An attack focusing on small- and medium-sized businesses in different countries is working despite employing malware not very good at hiding.
Called “Grabit,” researchers at Kaspersky Labs found attackers were able to hit businesses in Thailand, India, the U.S., UAE, Germany, Israel, Canada, France, Austria, Sri Lanka, Chile and Belgium.
The compromised organizations are from a wide range of sectors, chemicals, nanotechnology, education, agriculture, media, and construction.
Although the activity of the malware is easy to view, the levels of files exfiltrated is impressive, the researchers said. About 10,000 files ended up stolen from SMB organizations mainly from Thailand, India and the U.S.
Kaspersky found the attacker collects the information with a commercial keylogger called HawkEye (developed by HawkEye Products), along with a configuration module with several remote administration tools (RATs) to control the infected system.
Among the RATs identified is DarkComet, said Ido Naor, senior security researcher at Kaspersky’s Global Research and Analysis Team.
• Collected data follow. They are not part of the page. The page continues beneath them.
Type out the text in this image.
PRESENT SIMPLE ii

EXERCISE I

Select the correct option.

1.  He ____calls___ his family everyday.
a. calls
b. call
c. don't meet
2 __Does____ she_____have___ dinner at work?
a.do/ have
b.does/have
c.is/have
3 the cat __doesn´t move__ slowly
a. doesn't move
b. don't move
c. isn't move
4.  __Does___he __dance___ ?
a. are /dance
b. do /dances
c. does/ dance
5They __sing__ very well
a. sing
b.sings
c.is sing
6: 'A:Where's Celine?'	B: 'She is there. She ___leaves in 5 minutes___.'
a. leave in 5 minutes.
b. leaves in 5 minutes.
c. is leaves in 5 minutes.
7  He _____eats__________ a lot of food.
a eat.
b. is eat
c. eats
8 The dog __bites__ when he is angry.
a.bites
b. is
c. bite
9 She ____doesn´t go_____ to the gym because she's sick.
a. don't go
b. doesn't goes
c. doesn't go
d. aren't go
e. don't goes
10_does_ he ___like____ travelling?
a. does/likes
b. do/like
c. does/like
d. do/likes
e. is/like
On one of the C&C servers the researchers found 2,887 passwords, 1,053 emails, and 3,023 usernames from almost 5,000 different hosts. The data ended up associated with Outlook, Facebook, Skype, Google mail, Pinterest, Yahoo, LinkedIn and Twitter, as well as bank accounts.
Grabit communicates with its command and control (C&C) server over random ports via an unencrypted channel (HTTP), which allows a clear view of the traffic. The stolen data ends up packed and encrypted, Naor said.
However, since traffic is in plain text, intercepting it revealed the credentials for the FTP/SMTP servers that received the stolen data.
The campaign started in late February and ended in mid-March, the researchers said.
Every sample they caught varied in size and activity from the others, the smallest one being 0.52MB and the largest weighing 1.57MB, suggesting the attacker experimented with features, packers and integration of “dead code” designed to make binary analysis more difficult.
Based on their findings, the researchers said those behind Grabit did not write all the code themselves and the group has more technical members than others, focusing on making the malware untraceable.
The attack arrives on the victim’s doorstep via an email attachment under the form of a Microsoft Word document laced with a malicious macro that transfers the keylogger from a compromised server.